The last thing Heather and Lisa Albinson wanted to do was make trouble for their church. They’d met and fallen in love at First Covenant in downtown Minneapolis. Both were members of the church band, and they wanted the band leader—a dear friend of theirs—to officiate their wedding. This place was part of their love story. But when they got married in 2014, they decided to do it offsite, just in case.
First Covenant still got in trouble, and so did its pastor, Dan Collison. Though the women hadn’t married at the church, Collison had allowed a staff member to perform the ceremony. Furthermore, he had a policy of offering sacraments like baptism to everyone—regardless of race, gender, or sexuality.
That’s how Collison has done things for 10 years. His church contains a homeless shelter and a nonreligious arts collective, plus a plan to build affordable housing in the parking lot. Inclusivity and openness are part of his mission. And that’s what put him “out of harmony” with the rest of the Evangelical Covenant Church.
Five years after the Albinsons’ marriage, they traveled to Omaha with Collison to plead their case before denominational leaders. In the end, 75 percent of the assembled leaders voted to kick Collison and his entire church out of the faith. It’s the first time in its 130-year history that a minister or a church has been evicted.

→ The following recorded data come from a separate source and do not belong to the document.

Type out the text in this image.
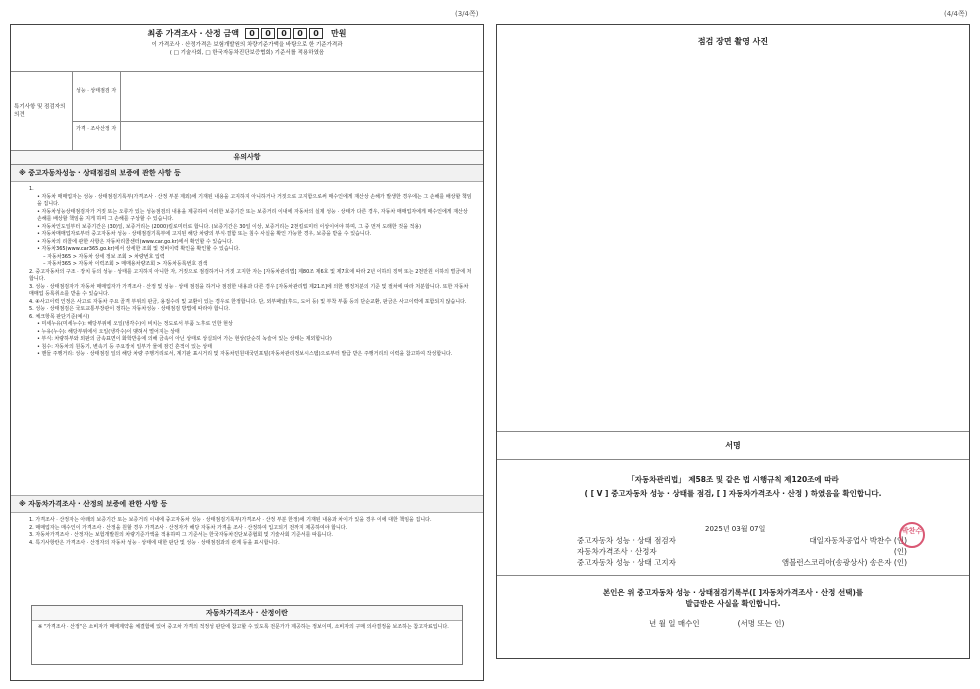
(3/4쪽)	(4/4쪽)
최종 가격조사 · 산정 금액	0	0	0	0	0	만원
이 가격조사 · 산정가격은 보험개발원의 차량기준가액을 바탕으로 한 기준가격과
( □ 기술사회, □ 한국자동차진단보증협회) 기준서를 적용하였음
특기사항 및 점검자의 의견
성능 · 상태점검 자
가격 · 조사산정 자
유의사항
※ 중고자동차성능 · 상태점검의 보증에 관한 사항 등
1.
• 자동차 매매업자는 성능 · 상태점검기록부(가격조사 · 산정 부분 제외)에 기재된 내용을 고지하지 아니하거나 거짓으로 고지함으로써 매수인에게 재산상 손해가 발생한 경우에는 그 손해를 배상할 책임을 집니다.
• 자동차성능상태점검자가 거짓 또는 오류가 있는 성능점검의 내용을 제공하여 이러한 보증기간 또는 보증거리 이내에 자동차의 실제 성능 · 상태가 다른 경우, 자동차 매매업자에게 매수인에게 재산상 손해를 배상할 책임을 지게 하며 그 손해를 구상할 수 있습니다.
• 자동차인도일부터 보증기간은 (30)일, 보증거리는 (2000)킬로미터로 합니다. (보증기간은 30일 이상, 보증거리는 2천킬로미터 이상이어야 하며, 그 중 먼저 도래한 것을 적용)
• 자동차매매업자로부터 중고자동차 성능 · 상태점검기록부에 고지된 해당 차량의 부식·결함 또는 침수 사실을 확인 가능한 경우, 보증을 받을 수 있습니다.
• 자동차의 리콜에 관한 사항은 자동차리콜센터(www.car.go.kr)에서 확인할 수 있습니다.
• 자동차365(www.car365.go.kr)에서 상세한 조회 및 정비이력 확인을 확인할 수 있습니다.
– 자동차365 > 자동차 상세 정보 조회 > 차량번호 입력
– 자동차365 > 자동차 이력조회 > 매매용차량조회 > 자동차등록번호 검색
2. 중고자동차의 구조 · 장치 등의 성능 · 상태를 고지하지 아니한 자, 거짓으로 점검하거나 거짓 고지한 자는 [자동차관리법] 제80조 제6호 및 제7호에 따라 2년 이하의 징역 또는 2천만원 이하의 벌금에 처합니다.
3. 성능 · 상태점검자가 자동차 매매업자가 가격조사 · 산정 및 성능 · 상태 점검을 하거나 점검한 내용과 다른 경우 [자동차관리법 제21조]에 의한 행정처분의 기준 및 절차에 따라 처분합니다. 또한 자동차매매업 등록취소를 받을 수 있습니다.
4. ④사고이력 인정은 사고로 자동차 주요 골격 부위의 판금, 용접수리 및 교환이 있는 경우로 한정합니다. 단, 외부패널(후드, 도어 등) 및 부착 부품 등의 단순교환, 판금은 사고이력에 포함되지 않습니다.
5. 성능 · 상태점검은 국토교통부장관이 정하는 자동차성능 · 상태점검 방법에 따라야 합니다.
6. 체크항목 판단기준(예시)
• 미세누유(미세누수): 해당부위에 오일(냉각수)이 비치는 정도로서 부품 노후로 인한 현상
• 누유(누수): 해당부위에서 오일(냉각수)이 맺혀서 떨어지는 상태
• 부식: 차량하부와 외판의 금속표면이 화학반응에 의해 금속이 아닌 상태로 상실되어 가는 현상(단순히 녹슬어 있는 상태는 제외합니다)
• 침수: 자동차의 원동기, 변속기 등 주요장치 일부가 물에 잠긴 흔적이 있는 상태
• 핸들 주행거리: 성능 · 상태점검 일의 해당 차량 주행거리로서, 계기판 표시거리 및 자동차민원대국민포털(자동차관리정보시스템)으로부터 발급 받은 주행거리의 이력을 참고하여 작성합니다.
※ 자동차가격조사 · 산정의 보증에 관한 사항 등
1. 가격조사 · 산정자는 아래의 보증기간 또는 보증거리 이내에 중고자동차 성능 · 상태점검기록부(가격조사 · 산정 부분 한정)에 기재된 내용과 차이가 있을 경우 이에 대한 책임을 집니다.
2. 매매업자는 매수인이 가격조사 · 산정을 원할 경우 가격조사 · 산정자가 해당 자동차 가격을 조사 · 산정하여 입고되기 전까지 제공하여야 합니다.
3. 자동차가격조사 · 산정자는 보험개발원의 차량기준가액을 적용하며 그 기준서는 한국자동차진단보증협회 및 기술사회 기준서를 따릅니다.
4. 특기사항란은 가격조사 · 산정자의 자동차 성능 · 상태에 대한 판단 및 성능 · 상태점검과의 관계 등을 표시합니다.
자동차가격조사 · 산정이란
※ "가격조사 · 산정"은 소비자가 매매계약을 체결함에 있어 중고차 가격의 적정성 판단에 참고할 수 있도록 전문가가 제공하는 정보이며, 소비자의 구매 의사결정을 보조하는 참고자료입니다.
점검 장면 촬영 사진
서명
「자동차관리법」 제58조 및 같은 법 시행규칙 제120조에 따라
( [ V ] 중고자동차 성능 · 상태를 점검, [ ] 자동차가격조사 · 산정 ) 하였음을 확인합니다.
2025년 03월 07일
중고자동차 성능 · 상태 점검자	대일자동차공업사 박찬수 (인)
자동차가격조사 · 산정자	(인)
중고자동차 성능 · 상태 고지자	앰블런스코리아(송광상사) 송은자 (인)
박찬수
본인은 위 중고자동차 성능 · 상태점검기록부([ ]자동차가격조사 · 산정 선택)를
발급받은 사실을 확인합니다.
년 월 일 매수인	(서명 또는 인)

Collison was “deeply saddened” by what happened. But it wasn’t the end. The downtown church had no debts. It owned its building and its name. The denomination couldn’t take those away. So the three of them returned to Minneapolis in order to move forward together as a congregation.
He says even with the “pain” of rejection, their first Sunday back from Omaha felt like “an Easter.” There was weeping, joy, clarity—a hard reset. It was time to pick up the pieces and build a church in their own image. A church where everyone would be welcome.
It’s been six months since the Omaha decision. About 100 new people have been exploring the congregation—many of them queer. The next year will be about holding meetings, getting to know the new folks, and deciding who they want to be as a church.
“I have done a lot of soul-searching about the failure of the Christian religion to prepare me and others for this moment,” he says—a moment when his church and the surrounding community have loved and “held” one another unconditionally, while the larger structure around them “wasn’t prepared for the task.”
But for now, he says, they will “breathe,” “sit still,” and get an unobstructed look at the future.